We recall that the Split method has a convenient overloading that can do what we need: if we supply an array of char, it will use any one of the chars in the array as a delimiter. So our strategy will be to make a char array of all the punctuation, white space and characters that we don’t want, and to split the string wherever we find one of those delimiters.

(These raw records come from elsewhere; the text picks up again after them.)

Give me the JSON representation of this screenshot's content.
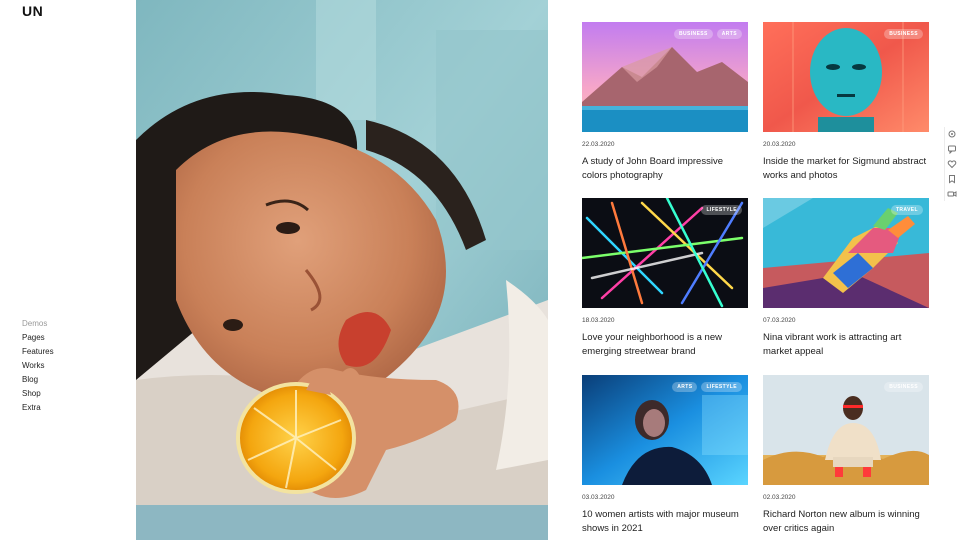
{
  "brand": {
    "logo_text": "UN"
  },
  "nav": {
    "items": [
      {
        "label": "Demos",
        "active": true
      },
      {
        "label": "Pages"
      },
      {
        "label": "Features"
      },
      {
        "label": "Works"
      },
      {
        "label": "Blog"
      },
      {
        "label": "Shop"
      },
      {
        "label": "Extra"
      }
    ]
  },
  "hero": {
    "image_subject": "woman-lying-with-orange-slice",
    "bg_color": "#8ec2c8"
  },
  "posts": [
    {
      "date": "22.03.2020",
      "title": "A study of John Board impressive colors photography",
      "tags": [
        "BUSINESS",
        "ARTS"
      ],
      "image": "pink-mountain-lake"
    },
    {
      "date": "20.03.2020",
      "title": "Inside the market for Sigmund abstract works and photos",
      "tags": [
        "BUSINESS"
      ],
      "image": "teal-face-abstract"
    },
    {
      "date": "18.03.2020",
      "title": "Love your neighborhood is a new emerging streetwear brand",
      "tags": [
        "LIFESTYLE"
      ],
      "image": "neon-lines"
    },
    {
      "date": "07.03.2020",
      "title": "Nina vibrant work is attracting art market appeal",
      "tags": [
        "TRAVEL"
      ],
      "image": "colorful-hand-painting"
    },
    {
      "date": "03.03.2020",
      "title": "10 women artists with major museum shows in 2021",
      "tags": [
        "ARTS",
        "LIFESTYLE"
      ],
      "image": "woman-blue-light"
    },
    {
      "date": "02.03.2020",
      "title": "Richard Norton new album is winning over critics again",
      "tags": [
        "BUSINESS"
      ],
      "image": "man-sitting-on-rocks"
    }
  ],
  "side_tools": [
    {
      "icon": "settings-icon"
    },
    {
      "icon": "comment-icon"
    },
    {
      "icon": "heart-icon"
    },
    {
      "icon": "bookmark-icon"
    },
    {
      "icon": "video-icon"
    }
  ]
}
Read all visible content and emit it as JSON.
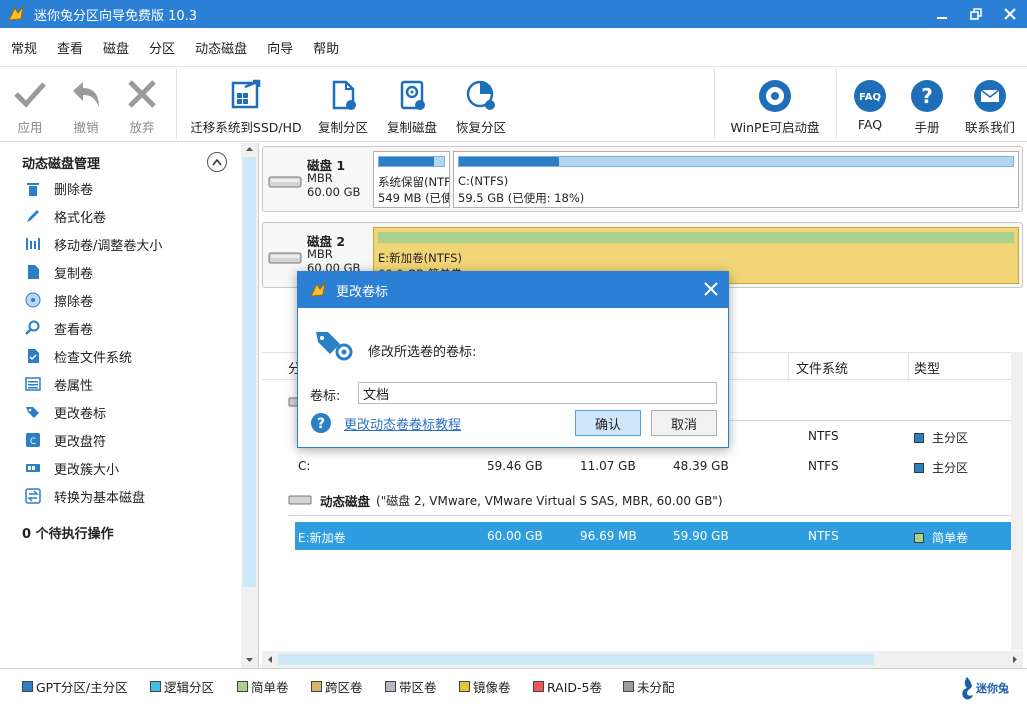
{
  "app": {
    "title": "迷你兔分区向导免费版 10.3"
  },
  "menu": [
    "常规",
    "查看",
    "磁盘",
    "分区",
    "动态磁盘",
    "向导",
    "帮助"
  ],
  "toolbar": {
    "apply": "应用",
    "undo": "撤销",
    "discard": "放弃",
    "migrate": "迁移系统到SSD/HD",
    "copy_part": "复制分区",
    "copy_disk": "复制磁盘",
    "recover": "恢复分区",
    "winpe": "WinPE可启动盘",
    "faq": "FAQ",
    "manual": "手册",
    "contact": "联系我们"
  },
  "sidebar": {
    "heading": "动态磁盘管理",
    "items": [
      {
        "label": "删除卷",
        "icon": "trash-icon"
      },
      {
        "label": "格式化卷",
        "icon": "pen-icon"
      },
      {
        "label": "移动卷/调整卷大小",
        "icon": "resize-icon"
      },
      {
        "label": "复制卷",
        "icon": "copy-icon"
      },
      {
        "label": "擦除卷",
        "icon": "wipe-icon"
      },
      {
        "label": "查看卷",
        "icon": "magnifier-icon"
      },
      {
        "label": "检查文件系统",
        "icon": "check-fs-icon"
      },
      {
        "label": "卷属性",
        "icon": "properties-icon"
      },
      {
        "label": "更改卷标",
        "icon": "label-tag-icon"
      },
      {
        "label": "更改盘符",
        "icon": "drive-letter-icon"
      },
      {
        "label": "更改簇大小",
        "icon": "cluster-icon"
      },
      {
        "label": "转换为基本磁盘",
        "icon": "convert-icon"
      }
    ],
    "pending": "0 个待执行操作"
  },
  "diskmap": {
    "disk1": {
      "name": "磁盘  1",
      "type": "MBR",
      "size": "60.00 GB",
      "parts": [
        {
          "l1": "系统保留(NTFS)",
          "l2": "549 MB (已使用",
          "used": 0.85
        },
        {
          "l1": "C:(NTFS)",
          "l2": "59.5 GB (已使用: 18%)",
          "used": 0.18
        }
      ]
    },
    "disk2": {
      "name": "磁盘  2",
      "type": "MBR",
      "size": "60.00 GB",
      "parts": [
        {
          "l1": "E:新加卷(NTFS)",
          "l2": "60.0 GB 简单卷"
        }
      ]
    }
  },
  "table": {
    "headers": {
      "partition": "分区",
      "fs": "文件系统",
      "type": "类型"
    },
    "rows": [
      {
        "name": "",
        "capacity": "",
        "used": "",
        "unused": "",
        "fs": "NTFS",
        "type": "主分区",
        "color": "#2a7fc5"
      },
      {
        "name": "C:",
        "capacity": "59.46 GB",
        "used": "11.07 GB",
        "unused": "48.39 GB",
        "fs": "NTFS",
        "type": "主分区",
        "color": "#2a7fc5"
      }
    ],
    "dynamic_disk": {
      "name": "动态磁盘",
      "desc": "(\"磁盘 2, VMware, VMware Virtual S SAS, MBR, 60.00 GB\")"
    },
    "dyn_rows": [
      {
        "name": "E:新加卷",
        "capacity": "60.00 GB",
        "used": "96.69 MB",
        "unused": "59.90 GB",
        "fs": "NTFS",
        "type": "简单卷",
        "color": "#a8d28d"
      }
    ]
  },
  "legend": [
    {
      "label": "GPT分区/主分区",
      "color": "#2a7fc5"
    },
    {
      "label": "逻辑分区",
      "color": "#3ec0e0"
    },
    {
      "label": "简单卷",
      "color": "#a8d28d"
    },
    {
      "label": "跨区卷",
      "color": "#d9b36a"
    },
    {
      "label": "带区卷",
      "color": "#b9b4c9"
    },
    {
      "label": "镜像卷",
      "color": "#e2c73a"
    },
    {
      "label": "RAID-5卷",
      "color": "#e85a5a"
    },
    {
      "label": "未分配",
      "color": "#9c9c9c"
    }
  ],
  "brand": "迷你兔",
  "dialog": {
    "title": "更改卷标",
    "prompt": "修改所选卷的卷标:",
    "label": "卷标:",
    "value": "文档",
    "help_link": "更改动态卷卷标教程",
    "ok": "确认",
    "cancel": "取消"
  }
}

private string[] convertToCleanedWords(string theText)
{
    string t = theText.ToLower();
    string unwanted = " 0123456789!\"#$%&()*+,-./:;<=>?@[]^_`{|}~'\\;\r\n";
    char[] delims = unwanted.ToCharArray();
    string[] results = t.Split(delims, StringSplitOptions.RemoveEmptyEntries);
    return results;
}

Line 3 turns the whole string into lower-case. In line 4 we list the characters we want to get rid of, and line 5 turns this into a array of char, ready for use on line 6. Line 6 splits the text into a new word whenever it finds any one of the delimiters, and the delimiter is discarded in this process. The special option StringSplitOptions.RemoveEmptyEntries ensures that we don’t return any empty words in the result array. Our tests pass now. (This is not a perfect word-splitter — for example, it will split “Alice’s” into two words — “alice” and “s”. But it is adequate for our textbook purpose of teaching some algorithms!)

It would be possible to combine all 5 lines in the body of the method into just a single line of code. But the step-by-step approach used here somehow feels more readable and more easily understandable (this should always be the top priority). It is certainly easier to step through with the debugger if we do more smaller steps rather than one giant one.

So now we’re ready to read in our book with this fragment of code:

private string[] getWordsInBook(string bookPath)
{
   return convertToCleanedWords(File.ReadAllText(bookPath));
}

... //   ..\\..\\ goes up two levels, i.e. in the project folder
string bookPath = "..\\..\\alice_in_wonderland.txt";
string[] bookWords = getWordsInBook(bookPath);
MessageBox.Show(string.Format("There are {0} words in the book {1}.",
                 bookWords.Length, bookPath), "From the book");

The MessageBox informs us that there are 27336 words in our book. If we set a breakpoint on line 9, and inspect bookwords, we find words like “alice”, “s”, “adventures”, “in”, “wonderland”, “lewis”, “carroll” ...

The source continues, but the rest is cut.